RAG_PROMPT = PromptTemplate.from_template(prompt_template)
qa_chain = RetrievalQA.from_chain_type(
llm=llm,
chain_type="stuff",
retriever=retriever,
return_source_documents=True,
chain_type_kwargs={"prompt": RAG_PROMPT}
)

The temperature=0.3 keeps responses focused and factual, while search_kwargs={"k": 3} means we'll retrieve the 3 most relevant chunks for each question.

Step 7: Test It Out

questions = [
"What does MyNextDeveloper (MND) do?",
"Where is MND headquartered?",
"What services does MND offer?",
"What technologies does MND use?",
"How does MND help startups save money?",
"What is the capital of France?" # This should trigger "I don't know"
]
for i, question in enumerate(questions):
print(f"\nQuestion {i+1}: {question}")
response = qa_chain.invoke({"query": question})
print(f"Answer: {response['result']}")
if 'source_documents' in response:
print("Source Documents:")
for doc in response['source_documents']:
print(f"- Content (truncated): {doc.page_content[:150]}...")

Sample Output:

Question 1: What does MyNextDeveloper (MND) do?
Answer: MyNextDeveloper (MND) is a remote-first tech company that supplies pre-vetted, highly skilled developers to startups. They offer services such as staff augmentation, API and web development, UI/UX design, and AI/ML solutions. Their goal is to bridge the trust gap between startups and engineers through empathy, communication, and transparency.
Question 6: What is the capital of France?
Answer: I'm sorry, but I don't know the capital of France. The provided text is about a company called MND and doesn't contain information about France's capital.

Notice how the system correctly answers questions about MND but politely declines to answer questions outside its knowledge base.

Google Colab

Here’s the google colab link of this article that can be run in one click: link

Real-World Applications

Here are some practical ways you can use RAG systems:

Customer Support: Upload your FAQ, product manuals, and support tickets. Let the AI handle common questions 24/7.

Internal Knowledge Base: Upload company policies, procedures, and documentation. Employees can ask questions in natural language instead of digging through files.

Sales Assistant: Upload product specifications, pricing, and case studies. Your sales team gets instant access to any information they need during calls.

Content Creation: Upload your existing content, blog posts, and marketing materials. Generate new content that’s consistent with your brand voice.

The Limitations (Let’s Be Honest)

RAG isn’t perfect:

  • Quality depends on your data: Garbage in, garbage out
  • Can hallucinate: Sometimes the AI might make up information that sounds plausible
  • Requires maintenance: You need to keep your knowledge base updated
  • Cost considerations: API calls can add up with heavy usage

Key Implementation Insights

From our working example, here are some important technical considerations:

Chunk Size Matters: We used 300 characters with 50-character overlap. This balances context preservation with retrieval precision.

Embedding Quality: Google’s embedding-001 model provides good general-purpose embeddings, but you might need domain-specific embeddings for specialized content.

Retrieval Strategy: The k=3 parameter means we retrieve 3 most relevant chunks. You can adjust this based on your use case.

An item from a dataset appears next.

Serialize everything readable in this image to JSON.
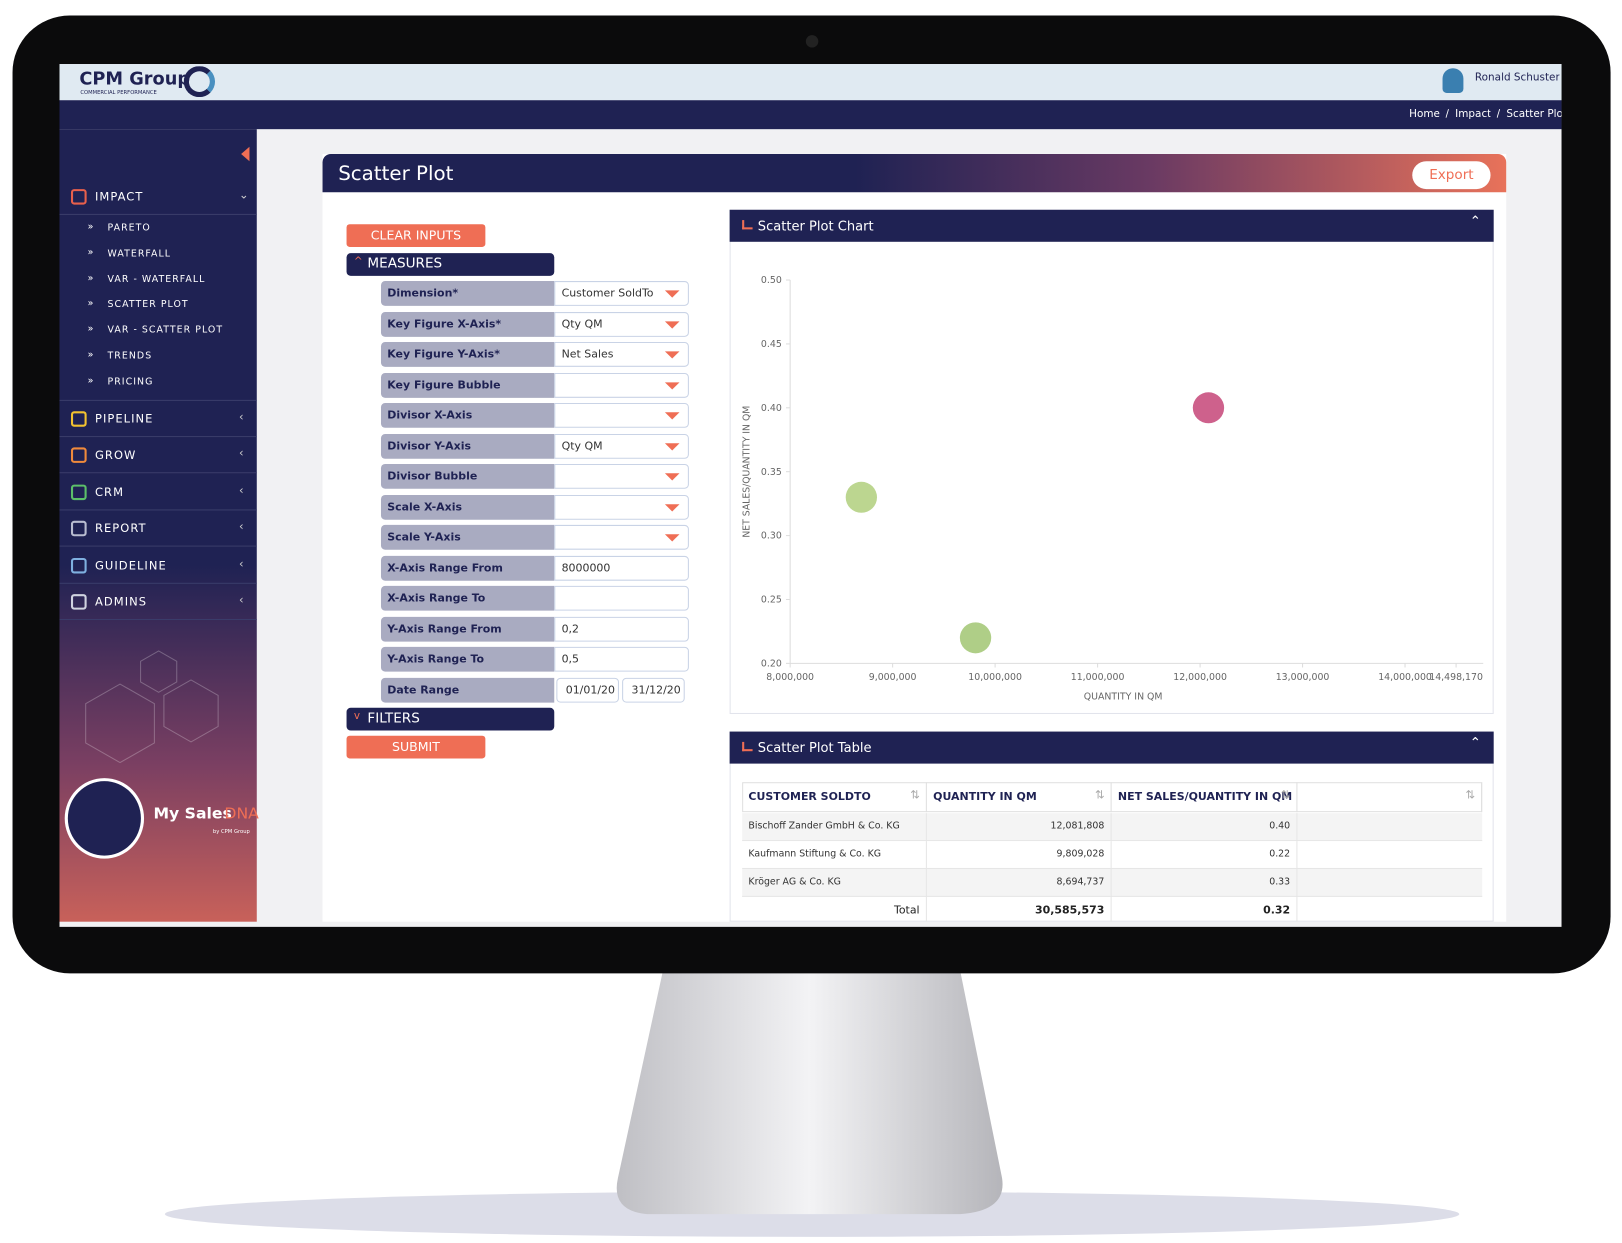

Prompt Engineering: Our prompt explicitly tells the AI to say “I don’t know” when information isn’t available. This prevents hallucination.

Tips for Success

  1. Start small: Begin with one specific use case rather than trying to cover everything
  2. Keep documents updated: Outdated information leads to frustrated users
  3. Test extensively: Try lots of different questions to understand where your system works well and where it doesn’t
  4. Monitor usage: Keep an eye on what questions people are asking to improve your knowledge base
  5. Iterate on chunk size: Experiment with different chunk sizes and overlap values for your specific content

What’s Next

In our next article, we’ll explore fine-tuning — taking an existing AI model and training it specifically for your use case. While RAG gives AI access to your information, fine-tuning actually changes how the AI “thinks” about your domain.

RAG is often the best starting point because it’s simpler, more transparent, and easier to maintain. But sometimes you need that extra level of customization that only fine-tuning can provide.